Gosto da frase porque encerra, em meia dúzia de palavras, uma posição muito abrangente. Na realidade, o que é arrumar a casa? Deixar garantido o futuro dos filhos? Precaver-se da existência de dívidas? Gizar investimentos de médio/longo prazo? Beneficiar os que cá ficam com um recuerdo da nossa passagem pelas suas vidas? Arrumar a casa é, seguramente, tudo isso. Mas, atrevo-me a dizê-lo, é regularizar, também, a nossa relação com os que nos rodeiam, não deixar um ficheiro repleto de créditos mal parados na relações sociais e familiares, sentir que partimos ao cair do último dia do sexto mês e que, à volta do corpo inerte que é o nosso, estão todos os que passaram pela nossa existência: os que nos amaram e os que nos odiaram, aqueles para quem fomos um vestígio de indiferença ou uma lufada de amizade militante, aqueles que se cruzaram connosco e que remetemos para um olvido tingido de desprezo. 
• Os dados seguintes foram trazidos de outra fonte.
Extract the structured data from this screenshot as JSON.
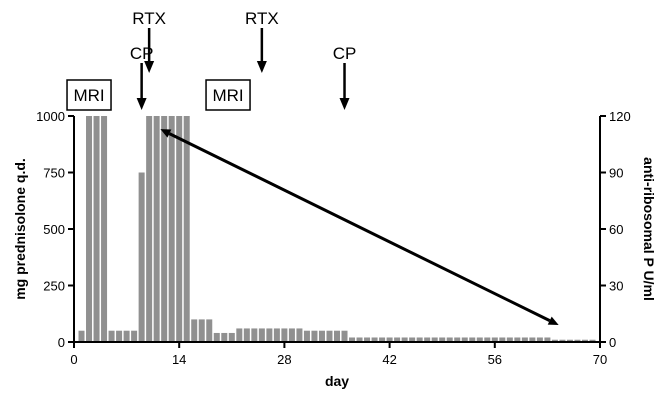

Talvez a nossa verdadeira luta, aquela que tem os olhos postos em algo maior, seja, realmente, a arrumação da nossa casa: ir fechando gavetas de incompatibilidades, de caras que se voltam, de ruas que se atravessam num repente de disfarce, de ódios que nos corroem as entranhas, de raivas que sempre nos azedam, de faltas de paciência que diminuem o próximo, de mágoas que sentimos por quem pensamos que nos prejudicou, não esquecendo nunca que talvez tenhamos estado na génese de tudo.

Vem esta longa e maçadora carta a propósito, também, do livro de uma enfermeira australiana que passou vários anos à cabeceira de doentes terminais. Para que o livro não se tornasse num amontoado de depoimentos, organizou-os em pequenos grupos, aos quais chamou: Os cinco maiores arrependimentos à beira da morte. São eles:

- eu gostaria de ter tido a coragem de viver a vida que eu quisesse e não a vida que os outros esperavam que eu vivesse;
- eu gostaria de não ter trabalhado tanto;
- eu queria ter tido a coragem de expressar os meus sentimentos;
- eu gostaria de ter tido mais tempo para os meus amigos
- eu gostaria de ter-me permitido ser mais feliz. 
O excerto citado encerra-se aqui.